Rental car. AARP continues to offer various discounts on rental cars, but now from only the Avis family. On Avis and Budget rentals, members receive discounts of 10 percent to 25 percent, a no-fee additional driver, discounted GPS at $6.99/day, and a $5,000 collision damage liability cap. Discounts are more limited at Payless. AARP also offers Zipcar membership at a 43 percent discount. Lost this year are the former enhanced liability limits, which were potentially more valuable than the collision caps.

Other. AARP continues to offer various percent-off, dollars-off and other promotions on tour packages and cruises with Collette, Grand European, Liberty Travel, Grand Canyon and Vacations by Rail. It also provides 18 percent off Medjet enrollment and 12 percent discounts at Park Ride Fly.

Overall, my take on AARP discounts remains as it has been: Use the AARP discounts either as a fallback position when you can't score a better deal through some other source or to sweeten a deal that you've already selected:

-- With hotels, these days booking direct gives some important benefits, but you don't have to give up the AARP discount when you book direct: Most chain websites show AARP rates.

-- Use the BA discount when BA offers a competitive fare and schedule. It's especially useful when you can knock $200 off a highly reduced business-class fare, although BA's current business-class product lags its big competitors.

-- The parking discount lets you knock a few bucks off of a service you'd probably buy at the regular price, anyway. Ditto the membership discounts on Medjet.

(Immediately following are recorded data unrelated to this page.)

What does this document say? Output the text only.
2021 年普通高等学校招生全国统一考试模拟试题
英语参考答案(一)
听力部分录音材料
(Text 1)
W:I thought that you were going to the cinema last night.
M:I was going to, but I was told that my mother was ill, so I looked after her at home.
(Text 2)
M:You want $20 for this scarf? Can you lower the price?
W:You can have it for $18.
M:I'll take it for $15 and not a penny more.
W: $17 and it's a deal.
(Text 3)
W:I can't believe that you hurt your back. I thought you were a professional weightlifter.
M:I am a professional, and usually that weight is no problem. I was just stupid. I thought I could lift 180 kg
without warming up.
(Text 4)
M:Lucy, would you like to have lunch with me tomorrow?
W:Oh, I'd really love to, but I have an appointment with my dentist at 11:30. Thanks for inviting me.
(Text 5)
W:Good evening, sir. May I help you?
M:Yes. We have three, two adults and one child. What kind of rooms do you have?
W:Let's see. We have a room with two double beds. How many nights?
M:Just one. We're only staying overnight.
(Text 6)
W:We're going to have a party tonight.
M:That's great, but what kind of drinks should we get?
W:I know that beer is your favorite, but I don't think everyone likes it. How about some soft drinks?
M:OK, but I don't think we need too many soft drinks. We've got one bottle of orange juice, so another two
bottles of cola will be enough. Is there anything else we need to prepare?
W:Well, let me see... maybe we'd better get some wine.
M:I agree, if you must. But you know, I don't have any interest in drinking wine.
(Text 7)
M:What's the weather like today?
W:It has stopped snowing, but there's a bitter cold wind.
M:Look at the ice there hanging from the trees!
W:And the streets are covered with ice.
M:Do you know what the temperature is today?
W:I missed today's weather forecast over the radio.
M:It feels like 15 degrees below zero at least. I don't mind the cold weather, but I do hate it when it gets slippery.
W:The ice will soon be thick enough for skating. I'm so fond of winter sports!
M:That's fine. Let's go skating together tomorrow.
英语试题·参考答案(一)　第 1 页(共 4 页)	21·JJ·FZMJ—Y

-- The tour/cruise discounts are good when the package you're considering is a competitive deal without the discount, which then becomes pure gravy.

You don't have to belong to AARP to get the deals it features: Many are available through other sources, including individual company loyalty programs, AAA and other large organizations. But at $12 the first year, then $16 a year, it's an easy way to get a useful range of deals.